Sobre o disco Born in the U.S.A., de 1984 já muito foi dito, escrito, comentado e analisado. Já se discutiu o “nacionalismo” da canção que dá título ao disco, que na verdade é mais um lamento — de um veterano de guerra que regressa aos EUA para se deparar com indiferença perante o seu esforço e o seu heroísmo — do que euforia patriótica. Uma canção cheia de força, em que Springsteen sentiu que conseguiu “prender um relâmpago dentro de uma garrafa” (palavras suas, da sua autobiografia), que fazia parte de um disco com tantos possíveis singles (“Dancing In The Dark”, “Cover Me”, “Glory Days”, “Working on the Highway”, “My Hometown”, “No Surrender”, “Bobby Jean”, quase todos…) que só poderia ter originado a “Brucemania” que originou.

Um dos pormenores curiosos deste disco é que depois de tantas canções gravadas, incluindo o tema que deu título ao disco, Bruce Springsteen ouviu Jon Landau dizer-lhe que ainda lhe faltava mais uma canção. Era “Dancing in the Dark”, que Bruce Springsteen sentou-se a escrever naquela mesma noite, a contragosto e depois de ter respondido ao desafio de Landau com “então compõe-a tu”. Este tema “I’m On Fire”, mais desacelerado, para fim de noite e não para agitar corpos como “Dancing in the Dark”, é um dos melhores e é ainda hoje um clássico de Bruce. Ora oiçam.

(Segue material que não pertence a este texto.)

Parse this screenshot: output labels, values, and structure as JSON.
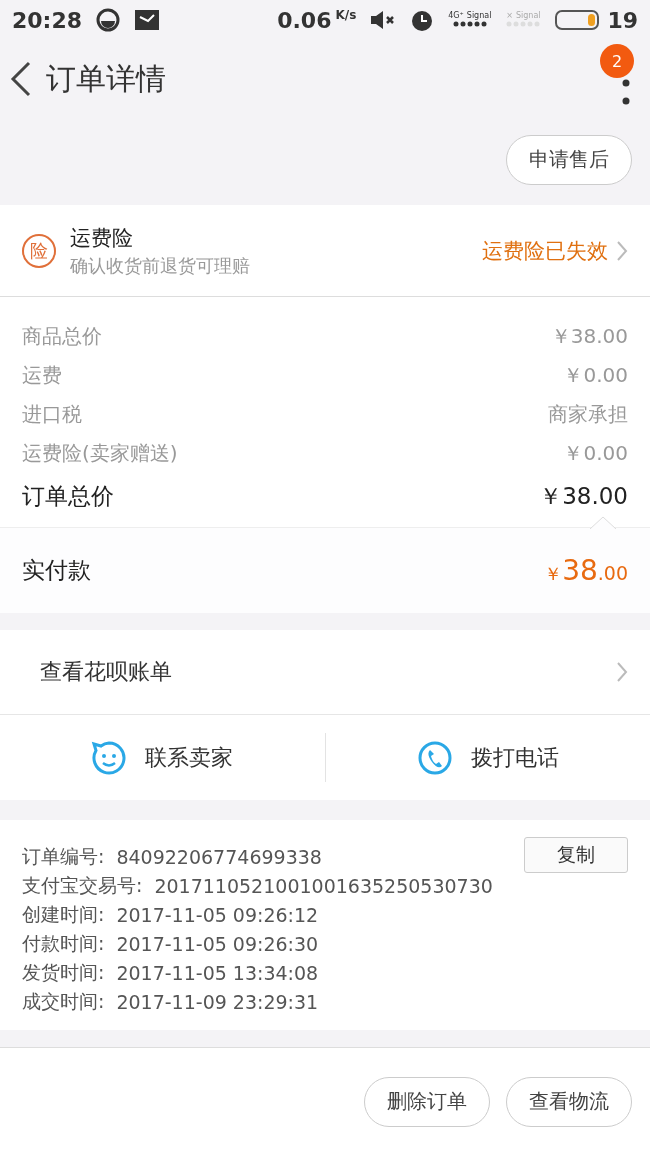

“We Take Care of Our Own” (2012)

Se se considera habitualmente que nos anos 1990 e os anos 2000 a forma de Bruce Springsteen caiu face ao pico de genialidade dos anos 1980, esta década está a ser produtiva para o compositor e cantor, que apesar do avanço da idade vai lançando discos merecedores de atenção como The Promise (2010), logo no início, ou o novo Western Stars (2019), mesmo a fechar.

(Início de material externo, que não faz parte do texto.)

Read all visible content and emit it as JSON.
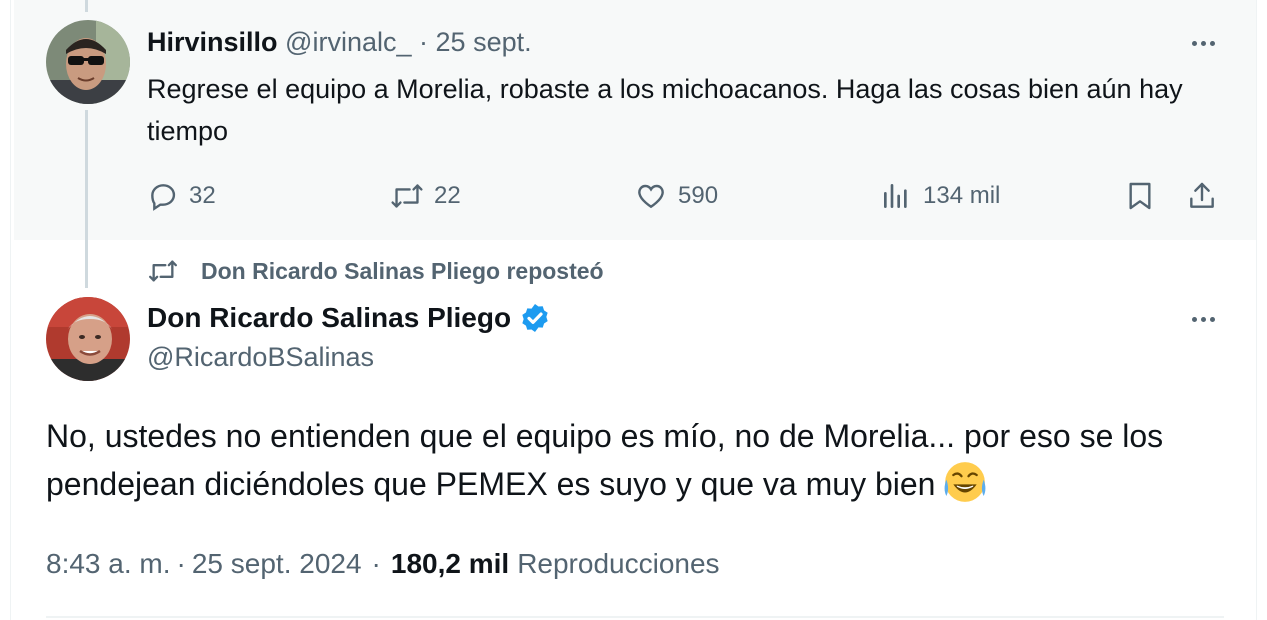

Este tema, que serviu de banda sonora durante a campanha de Barack Obama à reeleição em 2012, é Springsteen em estado puro: defensor da ideia de comunidade como poucos. “Tomamos conta dos nossos”, canta ele, como se estivesse a responder esperançosamente ao veterano de guerra de “Born in the U.S.A.”. Um dia o dia chegará. Parabéns, Bruce Springsteen.